GitLab's recent critical security release addresses a vulnerability identified as CVE-2023-5009. This vulnerability, with a CVSS score of 9.6, posed a significant risk, particularly in the pipeline execution processes of GitLab's software. It affected versions before 16.2.7 of GitLab Enterprise Edition (EE) and versions before 16.3.4 of GitLab Community Edition (CE).

Technical Analysis of the Vulnerability

The CVE-2023-5009 vulnerability is notable for allowing an attacker to execute pipelines as another user, compromising the security of the projects hosted on GitLab. This flaw was a bypass of the earlier CVE-2023-3932 vulnerability.

Exploitation Technique: Parameter Pollution

The vulnerability could be exploited using a technique known as parameter pollution. Here's an illustrative example to demonstrate how an attacker might craft a malicious request:

POST /users/password HTTP/2

Host: gitlab.example.com

... [additional request headers] ...

Content-Type: application/x-www-form-urlencoded

authenticity_token=readactd&user[email][]=valid@email.com&user[email][]=akhil@strobes.co

In this hypothetical example, the attacker uses the user[email][] parameter multiple times, leading to an ambiguity in the request processing. This kind of exploitation could allow unauthorized access to Gitlab projects with exploited user permissions.

Mitigation and Patching

GitLab has released patches in the latest versions — 16.3.4 for Community Edition and 16.2.7 for Enterprise Edition. Users are strongly advised to upgrade to these versions for immediate mitigation.

For Older Versions

If you are using a version prior to 16.2, there are additional considerations. The vulnerability is active only if both 'Direct Transfers' and 'Security Policies' features are enabled. As a workaround, disabling one or both of these features can mitigate the risk.

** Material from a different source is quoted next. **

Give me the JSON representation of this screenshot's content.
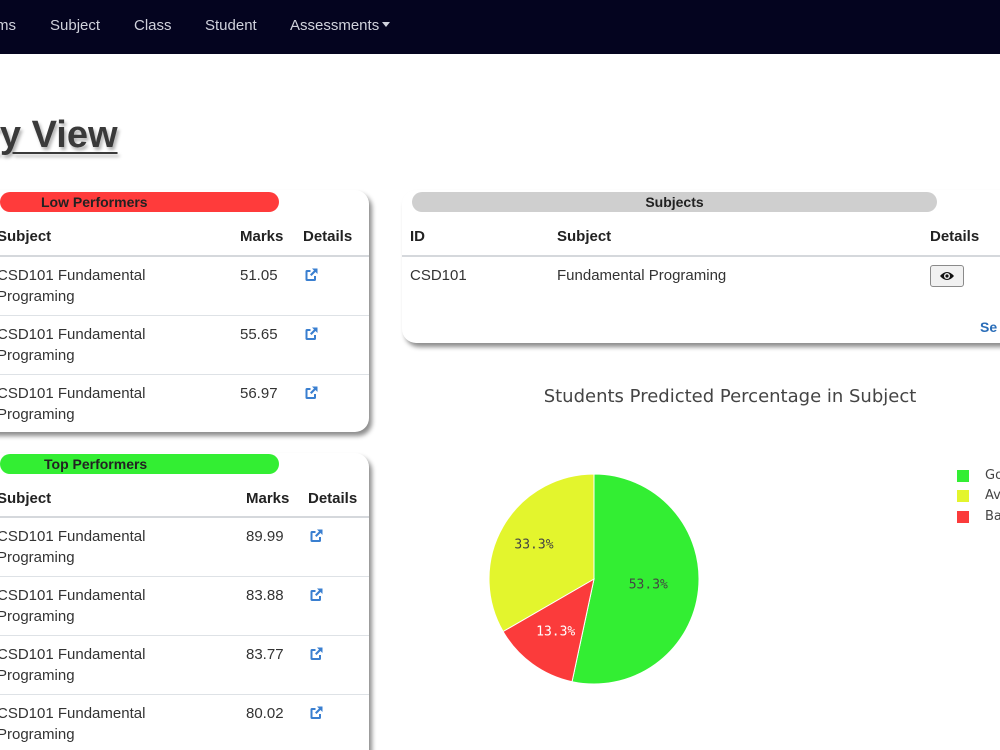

Additional Updates in the Patch

Besides the critical security fixes, the new versions of GitLab also include other non-security related improvements, such as a new indexer in version 16.3.4 and minor feature reversions in 16.2.7.

Final Recommendations

Given the severity and the potential impact of CVE-2023-5009, it is imperative for users and administrators of GitLab to update their instances to the latest versions as a priority. This action not only resolves the highlighted flaw but also fortifies the overall security posture against similar vulnerabilities in the future​​​​.